Freitag, 10. April 2026

UmfrageMehrheit empfindet Energie-Abhängigkeit als Bedrohung

[10.04.2026] Eine große Mehrheit der Deutschen sieht die Abhängigkeit von Energieimporten als Bedrohung. Eine aktuelle Umfrage zeigt zugleich klaren Rückhalt für mehr erneuerbare Energien und Speicher – und stellt politische Pläne infrage.

78 Prozent der Bevölkerung empfindet die Abhängigkeit von Energie-Importen als bedrohlich.

(Bildquelle: BSW-Solar)

Die Abhängigkeit Deutschlands von Energieimporten stößt in der Bevölkerung auf breite Skepsis. Wie der Bundesverband Solarwirtschaft (BSW-Solar) berichtet, empfinden 78 Prozent der Bürger diese Abhängigkeit als bedrohlich. Grundlage ist eine repräsentative YouGov-Umfrage unter Wahlberechtigten, die Ende März durchgeführt wurde.

68 Prozent der Befragten sprechen sich demnach dafür aus, die Importe von Öl und Erdgas durch einen stärkeren Ausbau erneuerbarer Energien und von Speichern zu verringern. Der Verband leitet daraus einen klaren politischen Auftrag ab und fordert von der Bundesregierung, den Ausbau nicht zu bremsen, sondern zu beschleunigen.

„Wiederholte geopolitische Krisen und explodierende Energiepreise haben vielen Menschen die Augen geöffnet“, sagt Hauptgeschäftsführer Carsten Körnig. Ein schneller Ausbau heimischer erneuerbarer Energien könne die Abhängigkeit von fossilen Importen deutlich senken, die wirtschaftliche Resilienz stärken und die Strompreise für Verbraucher drücken.

Kritisch bewertet der Verband Pläne aus dem Bundeswirtschaftsministerium, die Förderung von Solarstromanlagen sowie den Netzzugang für Solar- und Windkraftwerke ab 2027 deutlich einzuschränken. Diese Maßnahmen stünden im Widerspruch zum erklärten Bürgerwillen und könnten den Ausbau erneuerbarer Energien verlangsamen. Dadurch würde die Importabhängigkeit länger bestehen bleiben, was laut Körnig erhebliche Kosten für Wirtschaft und Gesellschaft nach sich ziehen könnte.

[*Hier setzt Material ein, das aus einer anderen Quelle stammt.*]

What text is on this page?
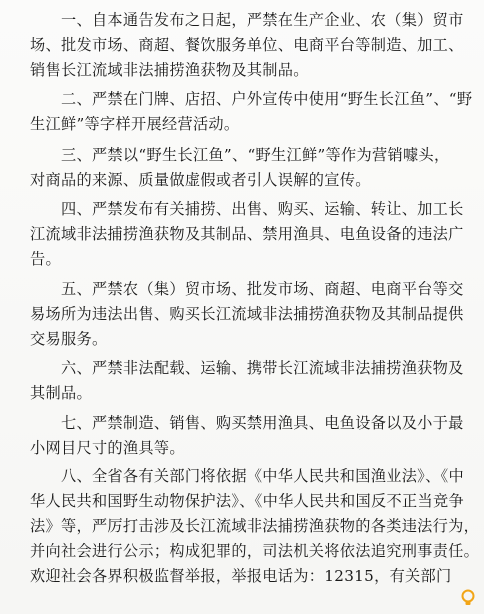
　　一、自本通告发布之日起，严禁在生产企业、农（集）贸市
场、批发市场、商超、餐饮服务单位、电商平台等制造、加工、
销售长江流域非法捕捞渔获物及其制品。
　　二、严禁在门牌、店招、户外宣传中使用“野生长江鱼”、“野
生江鲜”等字样开展经营活动。
　　三、严禁以“野生长江鱼”、“野生江鲜”等作为营销噱头，
对商品的来源、质量做虚假或者引人误解的宣传。
　　四、严禁发布有关捕捞、出售、购买、运输、转让、加工长
江流域非法捕捞渔获物及其制品、禁用渔具、电鱼设备的违法广
告。
　　五、严禁农（集）贸市场、批发市场、商超、电商平台等交
易场所为违法出售、购买长江流域非法捕捞渔获物及其制品提供
交易服务。
　　六、严禁非法配载、运输、携带长江流域非法捕捞渔获物及
其制品。
　　七、严禁制造、销售、购买禁用渔具、电鱼设备以及小于最
小网目尺寸的渔具等。
　　八、全省各有关部门将依据《中华人民共和国渔业法》、《中
华人民共和国野生动物保护法》、《中华人民共和国反不正当竞争
法》等，严厉打击涉及长江流域非法捕捞渔获物的各类违法行为，
并向社会进行公示；构成犯罪的，司法机关将依法追究刑事责任。
欢迎社会各界积极监督举报，举报电话为：12315，有关部门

Technisch und energiewirtschaftlich gewinnt die Photovoltaik weiter an Bedeutung. Nach Angaben des Umweltbundesamts ersetzt Solarstrom zu 33 Prozent Strom aus Erdgas, zu 55 Prozent aus Steinkohle und zu zwölf Prozent aus Braunkohle. Mit einem Anteil von rund 18 Prozent an der inländischen Stromerzeugung hat die Photovoltaik inzwischen sowohl Braunkohle als auch Erdgas überholt.

Da Solaranlagen nur geringe Betriebskosten verursachen, verdrängen sie teurere Gaskraftwerke aus dem Markt und senken so die Börsenstrompreise. Eine Analyse des Beratungsunternehmens Enervis im Auftrag des Verbands beziffert die Einsparungen für Haushalte, Gewerbe und Industrie bereits auf mehr als sechs Milliarden Euro jährlich.

Auch wissenschaftliche Auswertungen bestätigen den Effekt. Analysen des Fraunhofer-Instituts für Solare Energiesysteme zeigen, dass der Ausbau erneuerbarer Energien seit 2022 dazu beigetragen hat, die Auswirkungen steigender Gaspreise auf den Strommarkt abzumildern. Vollständig unabhängig von geopolitischen Schocks sei das Energiesystem jedoch noch nicht.

Parallel sinkt der Förderbedarf für neue Photovoltaikanlagen. Laut Fraunhofer liegt die Subvention pro erzeugter Kilowattstunde inzwischen unter 2,7 Cent. Damit hat sich die Fördereffizienz in den vergangenen zwei Jahrzehnten um mehr als 90 Prozent verbessert. Staatliche Förderung deckt nur noch die Differenz zwischen Marktpreis und Erzeugungskosten.